Russian state-owned holding company

Joint-Stock Company Rosgeologia (Акционерное общество «Росгеология») is a Russian state-owned holding company, headquartered in Moscow, uniting state-owned geological exploration enterprises of the Russian Federation. It was established in 2011 and is included in the list of strategic enterprises.

==History==
In 2004, the corporatization of Tsentrgeologiya, which had previously been a Federal State Unitary Enterprise, was completed. Tsentrgeologiya was the successor to the Moscow Branch of the Geological Committee. The branch was established on October 19, 1918, by a special resolution of the Supreme Soviet of the National Economy.
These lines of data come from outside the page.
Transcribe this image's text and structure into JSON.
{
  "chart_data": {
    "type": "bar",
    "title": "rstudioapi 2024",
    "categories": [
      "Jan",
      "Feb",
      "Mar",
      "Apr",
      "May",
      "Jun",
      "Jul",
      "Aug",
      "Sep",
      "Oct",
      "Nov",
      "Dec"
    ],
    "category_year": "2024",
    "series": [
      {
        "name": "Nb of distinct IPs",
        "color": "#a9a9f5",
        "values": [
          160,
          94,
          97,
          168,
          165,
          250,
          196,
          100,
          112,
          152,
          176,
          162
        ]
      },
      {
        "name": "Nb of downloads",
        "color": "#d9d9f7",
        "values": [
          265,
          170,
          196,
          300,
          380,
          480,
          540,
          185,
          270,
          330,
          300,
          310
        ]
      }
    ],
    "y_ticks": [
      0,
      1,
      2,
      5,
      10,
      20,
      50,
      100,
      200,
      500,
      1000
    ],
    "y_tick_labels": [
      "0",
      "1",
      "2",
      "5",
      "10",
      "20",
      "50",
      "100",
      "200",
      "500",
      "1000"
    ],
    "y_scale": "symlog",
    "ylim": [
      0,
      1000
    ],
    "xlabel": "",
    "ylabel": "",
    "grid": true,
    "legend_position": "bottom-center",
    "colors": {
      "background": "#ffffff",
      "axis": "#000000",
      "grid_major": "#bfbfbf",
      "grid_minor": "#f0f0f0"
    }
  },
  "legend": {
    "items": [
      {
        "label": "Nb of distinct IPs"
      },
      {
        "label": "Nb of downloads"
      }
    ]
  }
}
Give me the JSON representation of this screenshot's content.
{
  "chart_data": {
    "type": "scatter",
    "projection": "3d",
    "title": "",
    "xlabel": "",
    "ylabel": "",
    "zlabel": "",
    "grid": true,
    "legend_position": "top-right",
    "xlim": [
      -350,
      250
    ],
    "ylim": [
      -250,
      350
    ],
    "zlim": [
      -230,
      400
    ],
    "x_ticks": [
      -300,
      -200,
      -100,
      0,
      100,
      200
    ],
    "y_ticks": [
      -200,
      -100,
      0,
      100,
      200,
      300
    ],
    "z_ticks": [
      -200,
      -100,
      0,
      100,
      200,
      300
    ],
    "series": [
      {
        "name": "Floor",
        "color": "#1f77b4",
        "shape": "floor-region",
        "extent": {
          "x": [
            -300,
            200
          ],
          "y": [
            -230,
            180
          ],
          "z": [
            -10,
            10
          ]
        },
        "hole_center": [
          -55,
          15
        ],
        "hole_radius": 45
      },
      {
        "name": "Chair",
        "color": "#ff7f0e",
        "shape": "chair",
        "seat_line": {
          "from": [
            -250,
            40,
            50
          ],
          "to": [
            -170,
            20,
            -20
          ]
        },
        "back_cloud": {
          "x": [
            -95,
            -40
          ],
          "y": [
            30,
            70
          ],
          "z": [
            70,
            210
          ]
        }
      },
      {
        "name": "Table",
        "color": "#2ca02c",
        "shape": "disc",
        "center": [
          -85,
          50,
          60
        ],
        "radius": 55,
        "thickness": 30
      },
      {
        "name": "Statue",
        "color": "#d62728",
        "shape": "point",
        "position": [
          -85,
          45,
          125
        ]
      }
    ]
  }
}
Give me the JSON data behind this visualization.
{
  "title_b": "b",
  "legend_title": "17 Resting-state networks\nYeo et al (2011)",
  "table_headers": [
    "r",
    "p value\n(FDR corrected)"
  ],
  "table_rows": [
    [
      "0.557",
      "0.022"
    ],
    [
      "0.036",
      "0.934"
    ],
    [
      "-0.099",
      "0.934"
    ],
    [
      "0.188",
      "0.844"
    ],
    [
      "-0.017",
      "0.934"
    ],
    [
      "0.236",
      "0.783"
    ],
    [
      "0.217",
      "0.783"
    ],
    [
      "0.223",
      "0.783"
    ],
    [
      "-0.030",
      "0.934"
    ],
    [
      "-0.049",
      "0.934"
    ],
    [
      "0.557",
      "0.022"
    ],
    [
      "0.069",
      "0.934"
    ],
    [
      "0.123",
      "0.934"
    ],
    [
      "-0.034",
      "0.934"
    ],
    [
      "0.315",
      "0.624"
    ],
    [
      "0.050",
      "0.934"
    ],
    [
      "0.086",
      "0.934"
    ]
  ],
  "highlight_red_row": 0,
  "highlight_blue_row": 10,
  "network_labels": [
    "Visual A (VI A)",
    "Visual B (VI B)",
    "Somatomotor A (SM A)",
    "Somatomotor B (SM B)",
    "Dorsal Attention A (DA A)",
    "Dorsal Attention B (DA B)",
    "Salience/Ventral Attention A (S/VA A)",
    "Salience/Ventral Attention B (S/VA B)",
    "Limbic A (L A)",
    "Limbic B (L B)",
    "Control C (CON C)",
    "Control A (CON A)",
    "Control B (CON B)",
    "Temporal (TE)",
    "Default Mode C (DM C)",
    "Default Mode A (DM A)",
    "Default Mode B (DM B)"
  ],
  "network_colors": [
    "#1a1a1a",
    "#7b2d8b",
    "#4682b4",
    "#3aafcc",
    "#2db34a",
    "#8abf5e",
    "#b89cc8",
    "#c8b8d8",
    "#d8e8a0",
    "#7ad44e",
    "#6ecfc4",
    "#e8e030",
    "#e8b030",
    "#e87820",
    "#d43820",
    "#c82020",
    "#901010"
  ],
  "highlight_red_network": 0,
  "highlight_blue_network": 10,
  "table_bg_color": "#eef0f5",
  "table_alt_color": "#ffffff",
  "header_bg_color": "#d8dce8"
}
The official "Regulations on the Moscow Branch of the Geological Committee" were published on December 6, 1918. The branch became the first Territorial Geological Service in the RSFSR, whose responsibilities included: "Systematic geological exploration of the RSFSR's territories, identification of the Federation's subsoil resources, and their protection in accordance with the Government's assignments, plans, and directives to create a raw material base for the mining industry, to accelerate the compilation of a general geological map of the RSFSR, and to serve agriculture and the national economy as a whole in order to maximize the discovery of the RSFSR's mineral wealth for industrialization".

The Moscow Branch of the Geological Committee was headed by a three-person council, whose first chairman was mining engineer A. N. Ryabinin. The total staff at that time was 53. Initially, the branch focused primarily on geological surveying; in subsequent years, the company's activities expanded significantly.

The idea of creating a unified production structure based on state-owned geological enterprises was first voiced in March 2008. The Ministry of Natural Resources and Environment presented a concept for the industry's development, establishing a state corporation called "Geologorazvedka" (Geological Exploration) based on geological federal state unitary enterprises controlled by Federal Agency for Mineral Resources and the Federal Agency for State Property Management. At the same time, this issue was widely discussed at parliamentary hearings in the Federation Council on the topic "The State and Problems of Legislative Support for Geological Exploration of Subsoil in Russia".

The Ministry of Natural Resources and Environment of Russia announced plans to create "Rosgeologia" on October 2, 2009. The holding company was planned to include state-owned geological enterprises: foundations, research institutes, and geological exploration companies. Deputy Prime Minister Igor Sechin supported the idea and soon submitted the project to the Russian government for consideration.

In 2010, the Russian government reviewed and approved the "Strategy for the Development of the Geological Industry in Russia until 2030", where the creation of Rosgeologia was designated as one of the stages of reforming the Russian geological industry. In July 2011, a Presidential Decree on the creation of Rosgeologia and a corresponding Order of the Government of Russia were issued.

The company was founded on July 15, 2011, by Decree of the President of Russia No. 957 "On the Open Joint-Stock Company Rosgeologia" by renaming PAO Tsentrgeologiya (Moscow). The renaming occurred on the basis of Order of the Government of Russia No. 1383-r of August 3, 2011, and Rosimushchestvo Order No. 1952-r of September 14, 2011.

The first General Director of Rosgeologia was Sergey Donskoy, who held this post until May 2012, when he was appointed Minister of Natural Resources and Environment of the Russian Federation.

From July 2013 to April 2019, Roman Panov served as the holding company's General Director. From April 2019 to April 2024, Sergey Nikolaevich Gorkov served as CEO.

In February 2014, at a meeting chaired by Russian Minister of Natural Resources and Environment Sergey Donskoy, a decision was made to establish a Coordination Center for the Study and Development of Unconventional Types and Sources of Hydrocarbon Raw Materials within Rosgeologia.

In October 2014, the government considered the possibility of transforming the holding company into a State Corporation and granting it additional powers in the face of the complicated international situation. This initiative was later approved by Vladimir Putin.